1 cup lukewarm water

2 3/4 cups flour

Pinch salt

2-3 teaspoons olive oil

Pizza sauce (homemade or otherwise)

Desired toppings (such as olives, veggies, cheese, etc.)

Directions:

1. Make the dough. Combine lukewarm water, yeast, and sugar. Stir and let sit until bubbling (a few minutes).

2. Place flour and salt in mixer with yeast mixture. Using the dough hook, mix on low-med until combined. Once combined, oil the sides of the mixing bowl and cover with a kitchen towel. Let rise for about an hour or until at least doubled.

3. Preheat oven to 400 degrees Fahrenheit. Roll out dough and toss/shape to form pizza.

4. Add sauce and toppings, then bake at 400 degrees Fahrenheit for 20-30 minutes (until desired doneness)

Hopefully you enjoy this! It can take some trial and error when making homemade pizza, but this dough recipe has always produced great results for me 🍕

Sesame-Ginger Kale Salad

This recipe has been one of my favorites lately. I’m a bit obsessed with both ginger and kale! It’s easy to throw together for lunch or dinner and can be easily adjusted to feed more people.

I learned recently that your are supposed to massage kale before you use it in a salad (apparently this makes it easier to digest), so I recommend giving it a little massage.

This salad is packed with nutrients and it really does taste good, in my opinion.

Sesame-Ginger Kale Salad

Serves: 2

Prep time: 20 minutes

Salad Ingredients:

7-8 stalks of kale

1 bell pepper (I use red)

1 carrot, shredded with a peeler

1 avocado, cubed

1/3 cup red onion, finely chopped

Cilantro

Sesame seeds

1 cup edamame

Salt

Dressing Ingredients:

1/4 cup olive oil

Juice of 1 lime

1 Tbls rice wine vinegar

1 Tbls honey or agave

Small piece of fresh ginger, peeled and chopped

1-2 cloves garlic, peeled and chopped

Dash red pepper flakes

Dash sesame oil

Directions:

1. Combine all the dressing ingredients in a food processor and purée until relatively smooth (I often leave some bigger bits of ginger and garlic because I prefer that).

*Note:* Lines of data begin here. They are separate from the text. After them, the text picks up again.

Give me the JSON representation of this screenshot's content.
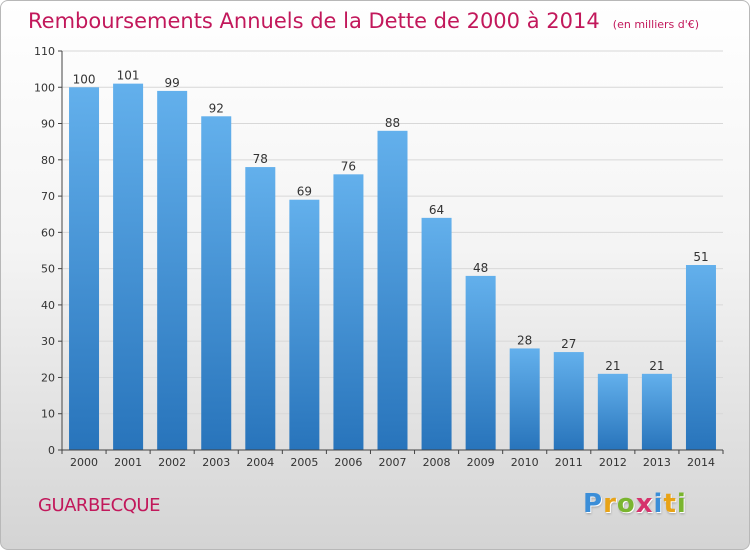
{
  "header": {
    "title": "Remboursements Annuels de la Dette de 2000 à 2014",
    "unit_note": "(en milliers d'€)"
  },
  "footer": {
    "place": "GUARBECQUE",
    "logo_text": "Proxiti",
    "logo_letter_colors": [
      "#3b8ed8",
      "#e8a317",
      "#7ab52f",
      "#d6336c",
      "#3b8ed8",
      "#e8a317",
      "#7ab52f"
    ]
  },
  "colors": {
    "bar_top": "#63b0ec",
    "bar_bottom": "#2874bb",
    "accent": "#c2185b",
    "grid": "#d8d8d8"
  },
  "chart_data": {
    "type": "bar",
    "title": "Remboursements Annuels de la Dette de 2000 à 2014",
    "subtitle": "(en milliers d'€)",
    "xlabel": "",
    "ylabel": "",
    "categories": [
      "2000",
      "2001",
      "2002",
      "2003",
      "2004",
      "2005",
      "2006",
      "2007",
      "2008",
      "2009",
      "2010",
      "2011",
      "2012",
      "2013",
      "2014"
    ],
    "values": [
      100,
      101,
      99,
      92,
      78,
      69,
      76,
      88,
      64,
      48,
      28,
      27,
      21,
      21,
      51
    ],
    "ylim": [
      0,
      110
    ],
    "yticks": [
      0,
      10,
      20,
      30,
      40,
      50,
      60,
      70,
      80,
      90,
      100,
      110
    ],
    "grid": true,
    "data_labels": true
  }
}
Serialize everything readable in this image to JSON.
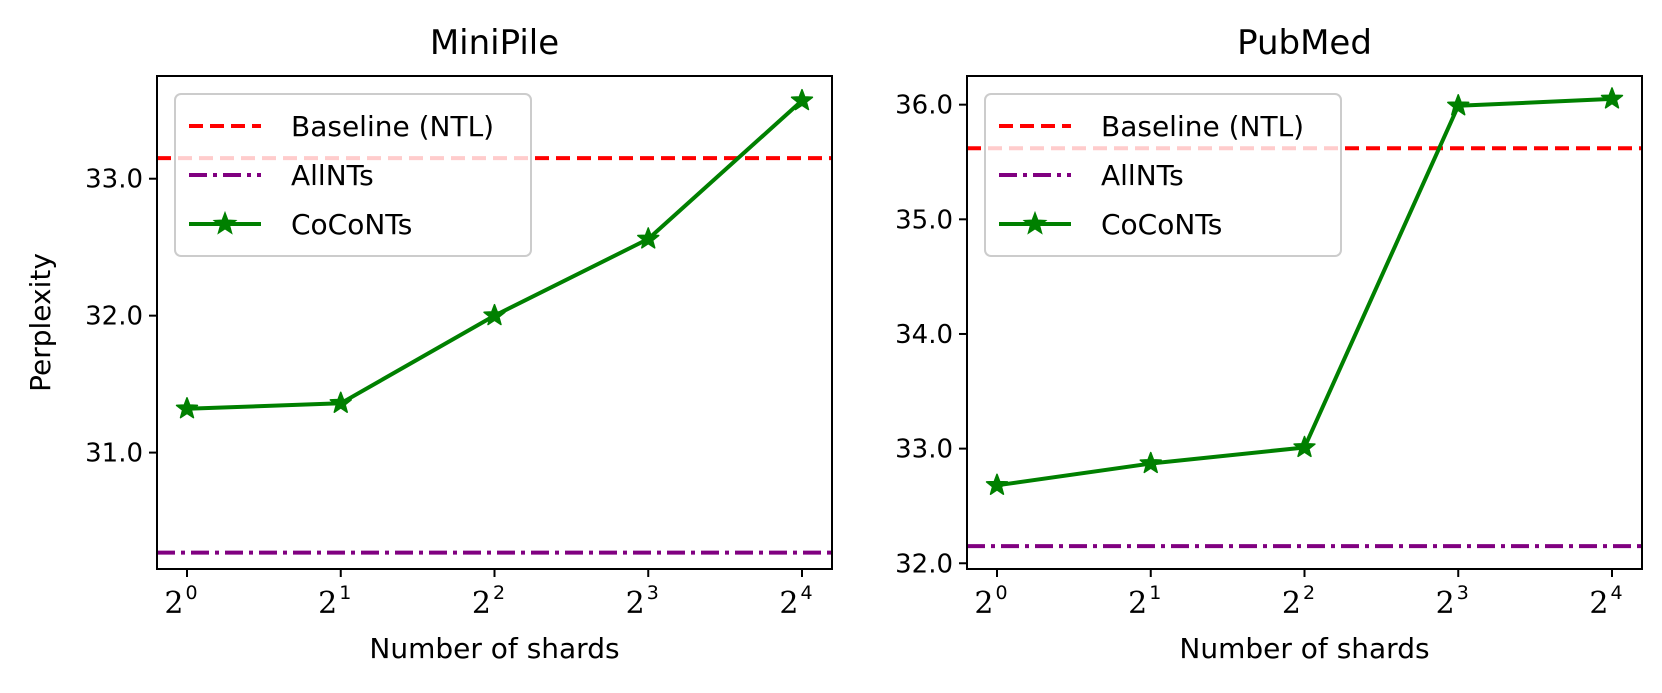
{
  "chart_data": [
    {
      "type": "line",
      "title": "MiniPile",
      "xlabel": "Number of shards",
      "ylabel": "Perplexity",
      "x": [
        1,
        2,
        4,
        8,
        16
      ],
      "x_tick_base": "2",
      "x_tick_exponents": [
        "0",
        "1",
        "2",
        "3",
        "4"
      ],
      "xscale": "log2",
      "ylim": [
        30.15,
        33.75
      ],
      "yticks": [
        31.0,
        32.0,
        33.0
      ],
      "ytick_labels": [
        "31.0",
        "32.0",
        "33.0"
      ],
      "series": [
        {
          "name": "Baseline (NTL)",
          "kind": "hline",
          "value": 33.15,
          "color": "#ff0000",
          "style": "dashed"
        },
        {
          "name": "AllNTs",
          "kind": "hline",
          "value": 30.27,
          "color": "#800080",
          "style": "dashdot"
        },
        {
          "name": "CoCoNTs",
          "kind": "line",
          "values": [
            31.32,
            31.36,
            32.0,
            32.56,
            33.57
          ],
          "color": "#008000",
          "marker": "star"
        }
      ],
      "legend": {
        "position": "upper-left",
        "entries": [
          "Baseline (NTL)",
          "AllNTs",
          "CoCoNTs"
        ]
      },
      "grid": false
    },
    {
      "type": "line",
      "title": "PubMed",
      "xlabel": "Number of shards",
      "ylabel": "",
      "x": [
        1,
        2,
        4,
        8,
        16
      ],
      "x_tick_base": "2",
      "x_tick_exponents": [
        "0",
        "1",
        "2",
        "3",
        "4"
      ],
      "xscale": "log2",
      "ylim": [
        31.95,
        36.25
      ],
      "yticks": [
        32.0,
        33.0,
        34.0,
        35.0,
        36.0
      ],
      "ytick_labels": [
        "32.0",
        "33.0",
        "34.0",
        "35.0",
        "36.0"
      ],
      "series": [
        {
          "name": "Baseline (NTL)",
          "kind": "hline",
          "value": 35.62,
          "color": "#ff0000",
          "style": "dashed"
        },
        {
          "name": "AllNTs",
          "kind": "hline",
          "value": 32.15,
          "color": "#800080",
          "style": "dashdot"
        },
        {
          "name": "CoCoNTs",
          "kind": "line",
          "values": [
            32.68,
            32.87,
            33.01,
            35.99,
            36.05
          ],
          "color": "#008000",
          "marker": "star"
        }
      ],
      "legend": {
        "position": "upper-left",
        "entries": [
          "Baseline (NTL)",
          "AllNTs",
          "CoCoNTs"
        ]
      },
      "grid": false
    }
  ]
}
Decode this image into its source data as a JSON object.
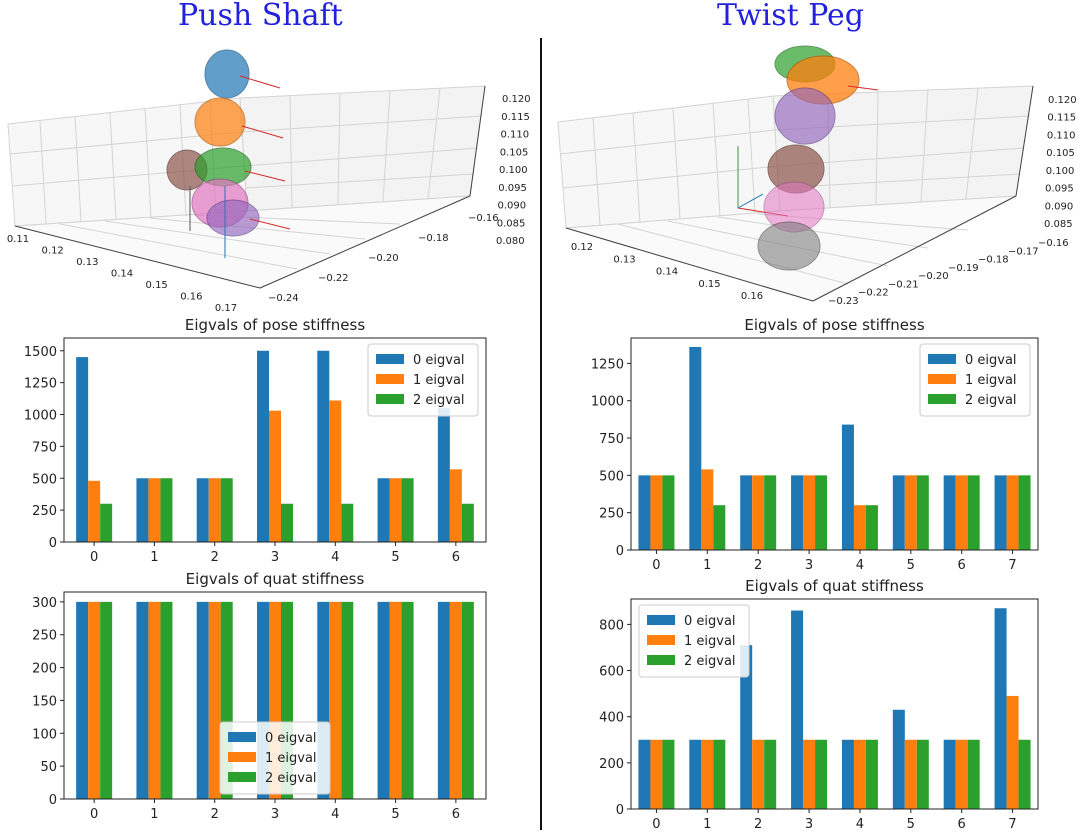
{
  "colors": {
    "s0": "#1f77b4",
    "s1": "#ff7f0e",
    "s2": "#2ca02c",
    "title": "#2222dd"
  },
  "panels": {
    "left": {
      "title": "Push Shaft",
      "scene": {
        "x_ticks": [
          "0.11",
          "0.12",
          "0.13",
          "0.14",
          "0.15",
          "0.16",
          "0.17"
        ],
        "y_ticks": [
          "−0.24",
          "−0.22",
          "−0.20",
          "−0.18",
          "−0.16"
        ],
        "z_ticks": [
          "0.120",
          "0.115",
          "0.110",
          "0.105",
          "0.100",
          "0.095",
          "0.090",
          "0.085",
          "0.080"
        ]
      }
    },
    "right": {
      "title": "Twist Peg",
      "scene": {
        "x_ticks": [
          "0.12",
          "0.13",
          "0.14",
          "0.15",
          "0.16"
        ],
        "y_ticks": [
          "−0.23",
          "−0.22",
          "−0.21",
          "−0.20",
          "−0.19",
          "−0.18",
          "−0.17",
          "−0.16"
        ],
        "z_ticks": [
          "0.120",
          "0.115",
          "0.110",
          "0.105",
          "0.100",
          "0.095",
          "0.090",
          "0.085"
        ]
      }
    }
  },
  "chart_data": [
    {
      "id": "left_pose",
      "type": "bar",
      "title": "Eigvals of pose stiffness",
      "categories": [
        "0",
        "1",
        "2",
        "3",
        "4",
        "5",
        "6"
      ],
      "ylim": [
        0,
        1600
      ],
      "yticks": [
        0,
        250,
        500,
        750,
        1000,
        1250,
        1500
      ],
      "legend_loc": "top-right",
      "series": [
        {
          "name": "0 eigval",
          "values": [
            1450,
            500,
            500,
            1500,
            1500,
            500,
            1050
          ]
        },
        {
          "name": "1 eigval",
          "values": [
            480,
            500,
            500,
            1030,
            1110,
            500,
            570
          ]
        },
        {
          "name": "2 eigval",
          "values": [
            300,
            500,
            500,
            300,
            300,
            500,
            300
          ]
        }
      ]
    },
    {
      "id": "left_quat",
      "type": "bar",
      "title": "Eigvals of quat stiffness",
      "categories": [
        "0",
        "1",
        "2",
        "3",
        "4",
        "5",
        "6"
      ],
      "ylim": [
        0,
        315
      ],
      "yticks": [
        0,
        50,
        100,
        150,
        200,
        250,
        300
      ],
      "legend_loc": "bottom-center",
      "series": [
        {
          "name": "0 eigval",
          "values": [
            300,
            300,
            300,
            300,
            300,
            300,
            300
          ]
        },
        {
          "name": "1 eigval",
          "values": [
            300,
            300,
            300,
            300,
            300,
            300,
            300
          ]
        },
        {
          "name": "2 eigval",
          "values": [
            300,
            300,
            300,
            300,
            300,
            300,
            300
          ]
        }
      ]
    },
    {
      "id": "right_pose",
      "type": "bar",
      "title": "Eigvals of pose stiffness",
      "categories": [
        "0",
        "1",
        "2",
        "3",
        "4",
        "5",
        "6",
        "7"
      ],
      "ylim": [
        0,
        1420
      ],
      "yticks": [
        0,
        250,
        500,
        750,
        1000,
        1250
      ],
      "legend_loc": "top-right",
      "series": [
        {
          "name": "0 eigval",
          "values": [
            500,
            1360,
            500,
            500,
            840,
            500,
            500,
            500
          ]
        },
        {
          "name": "1 eigval",
          "values": [
            500,
            540,
            500,
            500,
            300,
            500,
            500,
            500
          ]
        },
        {
          "name": "2 eigval",
          "values": [
            500,
            300,
            500,
            500,
            300,
            500,
            500,
            500
          ]
        }
      ]
    },
    {
      "id": "right_quat",
      "type": "bar",
      "title": "Eigvals of quat stiffness",
      "categories": [
        "0",
        "1",
        "2",
        "3",
        "4",
        "5",
        "6",
        "7"
      ],
      "ylim": [
        0,
        910
      ],
      "yticks": [
        0,
        200,
        400,
        600,
        800
      ],
      "legend_loc": "top-left",
      "series": [
        {
          "name": "0 eigval",
          "values": [
            300,
            300,
            710,
            860,
            300,
            430,
            300,
            870
          ]
        },
        {
          "name": "1 eigval",
          "values": [
            300,
            300,
            300,
            300,
            300,
            300,
            300,
            490
          ]
        },
        {
          "name": "2 eigval",
          "values": [
            300,
            300,
            300,
            300,
            300,
            300,
            300,
            300
          ]
        }
      ]
    }
  ]
}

2. Rip kale from the thick stem and rinse. Chop into 1-2 inch pieces and massage with salt (with clean hands).

3. After massaging the kale, add the pepper, carrot, edamame, onion, and cilantro. Toss with dressing until well-coated.

4. Add avocado, sprinkle with sesame seeds, and serve.

*If using frozen edamame, simply thaw separately in the microwave for 30-60 seconds.

Hopefully you enjoy this! I always feel really nourished after eating. If trying to make a more substantial meal, you could always serve with some cilantro-lime rice, or even some sweet potato wedges!